A patriot’s answer will go something like this: America is great because it’s a place where we are guaranteed basic freedoms by our Constitution and Bill of Rights. We follow the rule of law. We have checks and balances designed to keep any one group from amassing too much power. Our founders explicitly set out to build a country where people could worship or not worship as they pleased and where, at least in theory, everyone has the same rights. 


An anti-patriot’s answer will go something like this: I’m proud to be an American, the best country on Earth. We’re a Christian nation, and our flag is sacred. American Exceptionalism exists because God is blessing us. Everyone else in the world is inferior. Oh, and if you don’t love it, leave it.


A patriot sees a flag as a symbol of our country, much as a spouse sees a wedding ring as a symbol of marriage. The ring is nice, but the marriage is the point.


An anti-patriot sees a flag as worthy of shedding blood over. It’s imbued with magical significance, and as such, it has elaborate rituals that rule how it’s handled. Anti-patriots become violently upset if they see someone disrespecting the flag but aren’t fazed by the death of an undocumented immigrant. The symbol is more important than the values of the country it symbolizes.


Anti-patriots think only Americans are free. (My European spouse is bemused by people who assume he didn’t have basic freedoms before he moved here.)


The genius who came up with the “Make America Great Again” slogan tapped right into the thick vein of anti-patriotism that has always been buried just below the surface. However, implicit in the MAGA tagline is an uncomfortable acknowledgement that we have lost some of our greatness. I blame things like income equality, while anti-patriots have other scapegoats. No country’s golden age lasts forever. My husband’s country had its turn in the 1600s and is still a wonderful place with much to admire and even covet. May the U.S. fare as well when our golden age is definitely behind us.


If any anti-patriots are still reading this, they’re angry. How dare I say such things? They cannot understand patriots’ visceral hatred of Trump. I cannot understand how anybody can stomach him. We all lived the last four years in real time and you either see it or you don’t. But more than a third of Americans love the guy, and the rest of us hate his guts.


My husband’s parents and other older relatives lived through the Nazi occupation of the Netherlands. Thousands of people, right now, live in miserable refugee camps all over the world because their own countries have become unsafe. I am fairly certain things aren’t going to get quite that dire here, but who knows? Ask Native Americans, Japanese-Americans and undocumented immigrant children what they think about our track record. Sinclair Lewis wrote “It Can’t Happen Here” in 1935, and if you read it, you won’t be able to stop seeing the similarities to what’s happening today. You probably know people considering a move to Canada or stocking up on beans and rice — and possibly guns and ammo. Why do we think it can’t happen here? It already is. Whether it will continue depends on what happens next week. 

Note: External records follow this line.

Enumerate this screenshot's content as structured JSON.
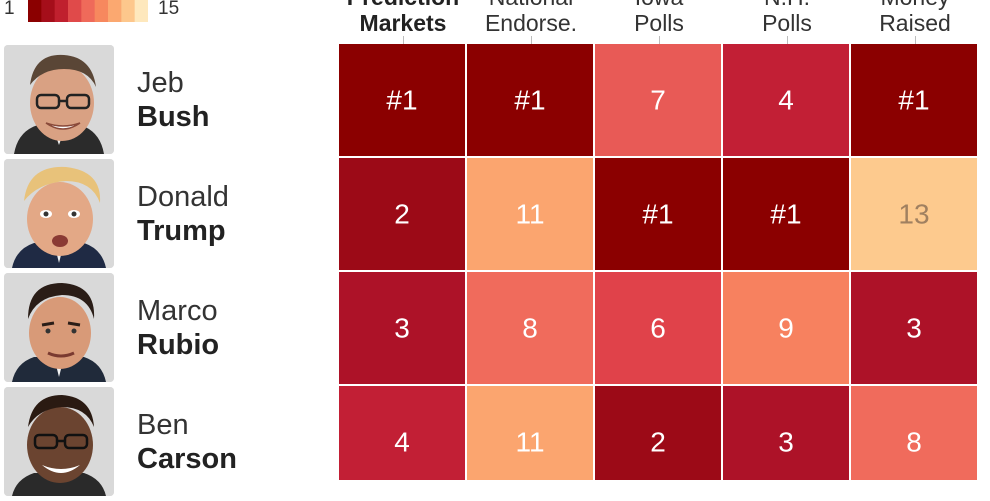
{
  "legend": {
    "min_label": "1",
    "max_label": "15",
    "colors": [
      "#8b0000",
      "#a50e1a",
      "#c0202e",
      "#e04a4a",
      "#ef6a5a",
      "#f7885e",
      "#fba870",
      "#fdc78c",
      "#fee8bd"
    ]
  },
  "chart_data": {
    "type": "heatmap",
    "columns": [
      {
        "line1": "Prediction",
        "line2": "Markets",
        "bold": true
      },
      {
        "line1": "National",
        "line2": "Endorse.",
        "bold": false
      },
      {
        "line1": "Iowa",
        "line2": "Polls",
        "bold": false
      },
      {
        "line1": "N.H.",
        "line2": "Polls",
        "bold": false
      },
      {
        "line1": "Money",
        "line2": "Raised",
        "bold": false
      }
    ],
    "rows": [
      {
        "first": "Jeb",
        "last": "Bush",
        "values": [
          1,
          1,
          7,
          4,
          1
        ],
        "labels": [
          "#1",
          "#1",
          "7",
          "4",
          "#1"
        ]
      },
      {
        "first": "Donald",
        "last": "Trump",
        "values": [
          2,
          11,
          1,
          1,
          13
        ],
        "labels": [
          "2",
          "11",
          "#1",
          "#1",
          "13"
        ]
      },
      {
        "first": "Marco",
        "last": "Rubio",
        "values": [
          3,
          8,
          6,
          9,
          3
        ],
        "labels": [
          "3",
          "8",
          "6",
          "9",
          "3"
        ]
      },
      {
        "first": "Ben",
        "last": "Carson",
        "values": [
          4,
          11,
          2,
          3,
          8
        ],
        "labels": [
          "4",
          "11",
          "2",
          "3",
          "8"
        ]
      }
    ],
    "scale": {
      "min": 1,
      "max": 15
    },
    "colors": {
      "1": "#8b0000",
      "2": "#9c0a17",
      "3": "#ad1228",
      "4": "#c21f35",
      "6": "#e0424a",
      "7": "#e85a56",
      "8": "#f06b5c",
      "9": "#f7815f",
      "11": "#fba56f",
      "13": "#fdca8e"
    },
    "text_colors": {
      "light": "#ffffff",
      "muted": "#a08060"
    }
  }
}
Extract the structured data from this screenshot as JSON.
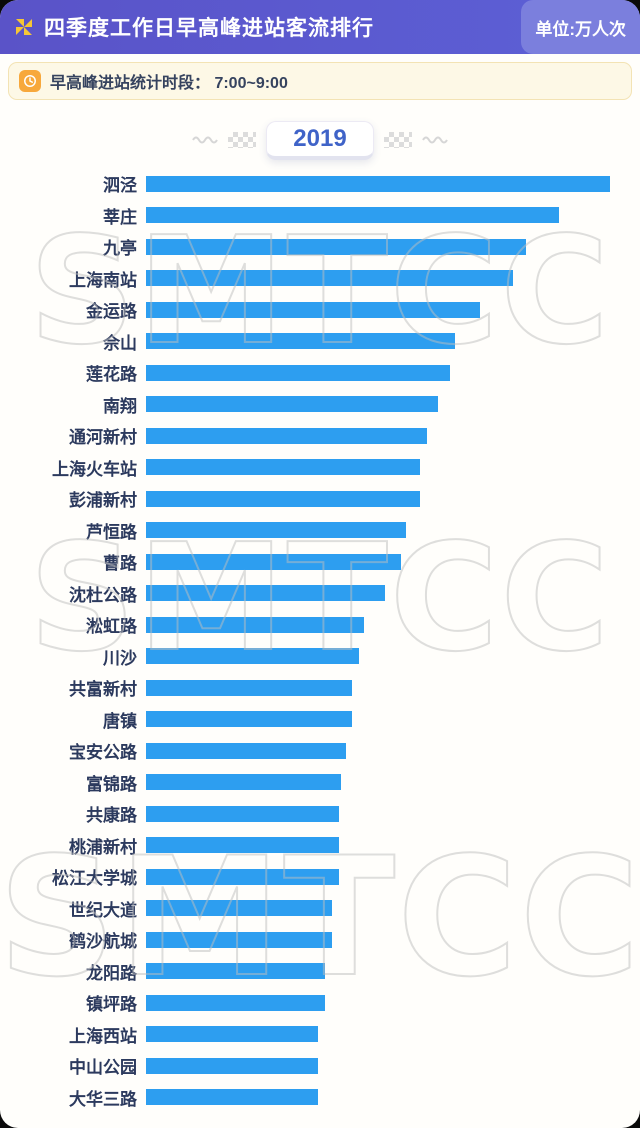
{
  "header": {
    "title": "四季度工作日早高峰进站客流排行",
    "unit_label": "单位:万人次"
  },
  "notice": {
    "text": "早高峰进站统计时段： 7:00~9:00"
  },
  "year_tab": {
    "label": "2019"
  },
  "watermark": "SMTCC",
  "chart_data": {
    "type": "bar",
    "orientation": "horizontal",
    "title": "四季度工作日早高峰进站客流排行",
    "subtitle": "2019",
    "unit": "万人次",
    "value_note": "bars carry no numeric labels; values are relative bar lengths as % of the longest bar (泗泾 = 100)",
    "xlim": [
      0,
      100
    ],
    "grid": false,
    "legend": false,
    "bar_color": "#2d9ef0",
    "categories": [
      "泗泾",
      "莘庄",
      "九亭",
      "上海南站",
      "金运路",
      "佘山",
      "莲花路",
      "南翔",
      "通河新村",
      "上海火车站",
      "彭浦新村",
      "芦恒路",
      "曹路",
      "沈杜公路",
      "淞虹路",
      "川沙",
      "共富新村",
      "唐镇",
      "宝安公路",
      "富锦路",
      "共康路",
      "桃浦新村",
      "松江大学城",
      "世纪大道",
      "鹤沙航城",
      "龙阳路",
      "镇坪路",
      "上海西站",
      "中山公园",
      "大华三路"
    ],
    "values": [
      100,
      89,
      82,
      79,
      72,
      66.5,
      65.5,
      63,
      60.5,
      59,
      59,
      56,
      55,
      51.5,
      47,
      46,
      44.5,
      44.5,
      43,
      42,
      41.5,
      41.5,
      41.5,
      40,
      40,
      38.5,
      38.5,
      37,
      37,
      37
    ]
  }
}
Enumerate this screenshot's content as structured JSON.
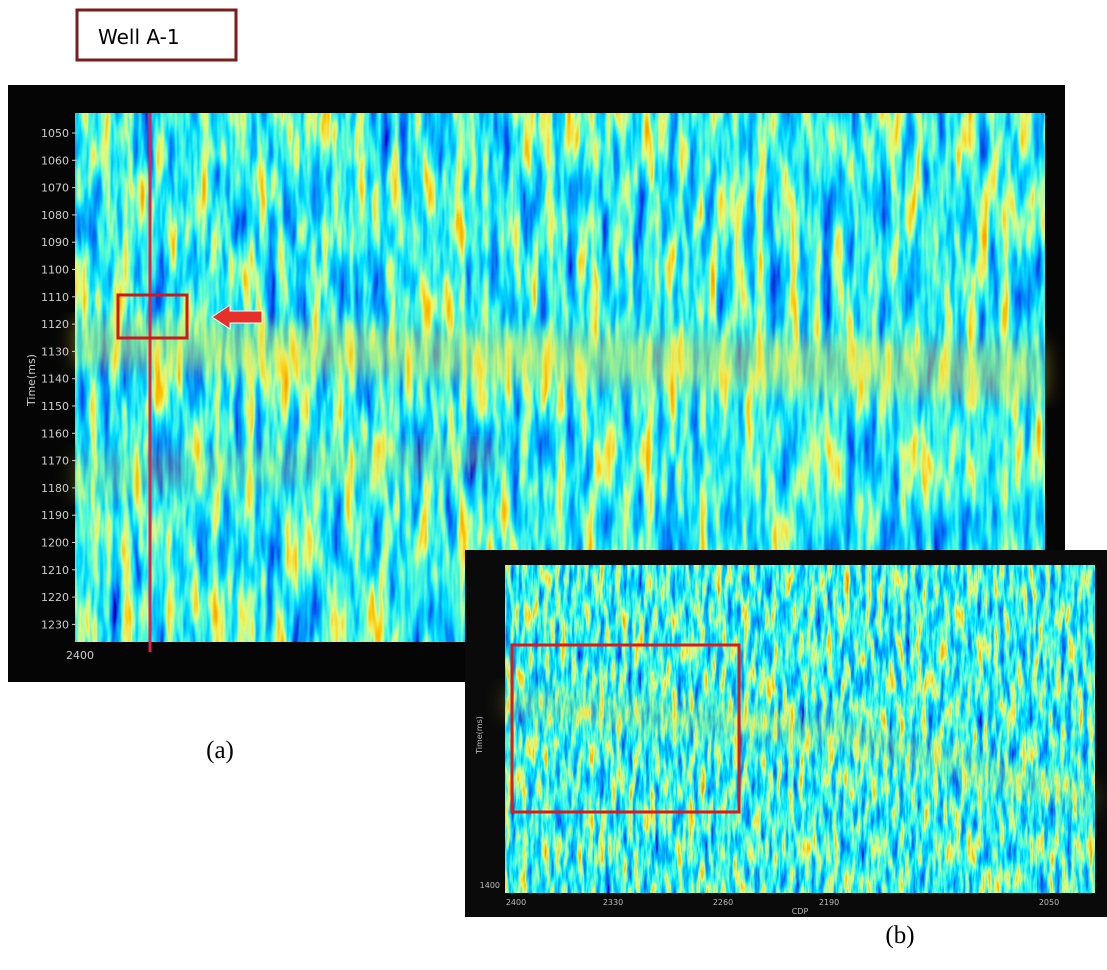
{
  "label_box": "Well A-1",
  "panel_a": {
    "y_axis_label": "Time(ms)",
    "y_ticks": [
      1050,
      1060,
      1070,
      1080,
      1090,
      1100,
      1110,
      1120,
      1130,
      1140,
      1150,
      1160,
      1170,
      1180,
      1190,
      1200,
      1210,
      1220,
      1230
    ],
    "x_tick": 2400,
    "caption": "(a)"
  },
  "panel_b": {
    "y_axis_label": "Time(ms)",
    "y_tick": 1400,
    "x_axis_label": "CDP",
    "x_ticks": [
      2400,
      2330,
      2260,
      2190,
      2050
    ],
    "caption": "(b)"
  }
}
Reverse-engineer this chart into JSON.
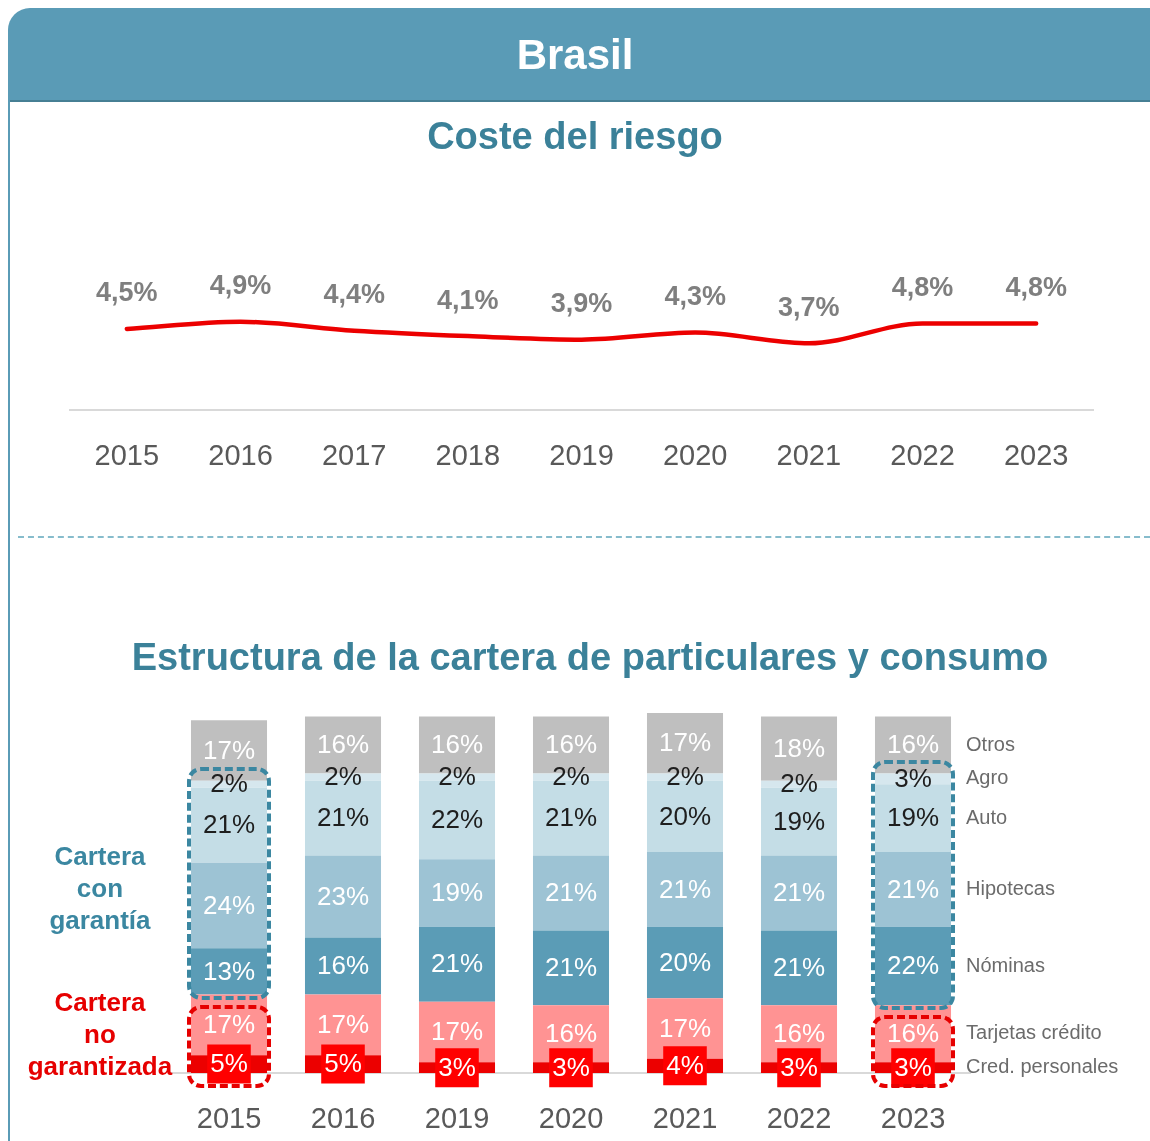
{
  "chart_data": [
    {
      "type": "line",
      "title": "Brasil",
      "subtitle": "Coste del riesgo",
      "categories": [
        "2015",
        "2016",
        "2017",
        "2018",
        "2019",
        "2020",
        "2021",
        "2022",
        "2023"
      ],
      "values": [
        4.5,
        4.9,
        4.4,
        4.1,
        3.9,
        4.3,
        3.7,
        4.8,
        4.8
      ],
      "color": "#ec0000",
      "value_labels": [
        "4,5%",
        "4,9%",
        "4,4%",
        "4,1%",
        "3,9%",
        "4,3%",
        "3,7%",
        "4,8%",
        "4,8%"
      ],
      "marker": "none",
      "tick_labels": "x"
    },
    {
      "type": "bar",
      "stacked": true,
      "title": "Estructura de la cartera de particulares y consumo",
      "categories": [
        "2015",
        "2016",
        "2019",
        "2020",
        "2021",
        "2022",
        "2023"
      ],
      "series": [
        {
          "name": "Cred. personales",
          "color": "#ec0000",
          "values": [
            5,
            5,
            3,
            3,
            4,
            3,
            3
          ],
          "value_labels": [
            "5%",
            "5%",
            "3%",
            "3%",
            "4%",
            "3%",
            "3%"
          ]
        },
        {
          "name": "Tarjetas crédito",
          "color": "#ff9393",
          "values": [
            17,
            17,
            17,
            16,
            17,
            16,
            16
          ],
          "value_labels": [
            "17%",
            "17%",
            "17%",
            "16%",
            "17%",
            "16%",
            "16%"
          ]
        },
        {
          "name": "Nóminas",
          "color": "#5b9cb6",
          "values": [
            13,
            16,
            21,
            21,
            20,
            21,
            22
          ],
          "value_labels": [
            "13%",
            "16%",
            "21%",
            "21%",
            "20%",
            "21%",
            "22%"
          ]
        },
        {
          "name": "Hipotecas",
          "color": "#9dc3d4",
          "values": [
            24,
            23,
            19,
            21,
            21,
            21,
            21
          ],
          "value_labels": [
            "24%",
            "23%",
            "19%",
            "21%",
            "21%",
            "21%",
            "21%"
          ]
        },
        {
          "name": "Auto",
          "color": "#c4dde6",
          "values": [
            21,
            21,
            22,
            21,
            20,
            19,
            19
          ],
          "value_labels": [
            "21%",
            "21%",
            "22%",
            "21%",
            "20%",
            "19%",
            "19%"
          ]
        },
        {
          "name": "Agro",
          "color": "#d6e7ee",
          "values": [
            2,
            2,
            2,
            2,
            2,
            2,
            3
          ],
          "value_labels": [
            "2%",
            "2%",
            "2%",
            "2%",
            "2%",
            "2%",
            "3%"
          ]
        },
        {
          "name": "Otros",
          "color": "#bfbfbf",
          "values": [
            17,
            16,
            16,
            16,
            17,
            18,
            16
          ],
          "value_labels": [
            "17%",
            "16%",
            "16%",
            "16%",
            "17%",
            "18%",
            "16%"
          ]
        }
      ],
      "annotations": [
        "Cartera con garantía",
        "Cartera no garantizada"
      ],
      "tick_labels": "x"
    }
  ]
}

I bought a few dozen miniature flags at some point when I was naively sure Trump was about to be ousted. I planned to celebrate his removal by walking through crowds and handing them out to others. I put away the flags when it became clear Trump wasn’t going anywhere. As a patriot, I understand my little flags are only symbols and not of any real importance. But if my country survives this election, I plan to smile under my mask and hand them all out in celebration.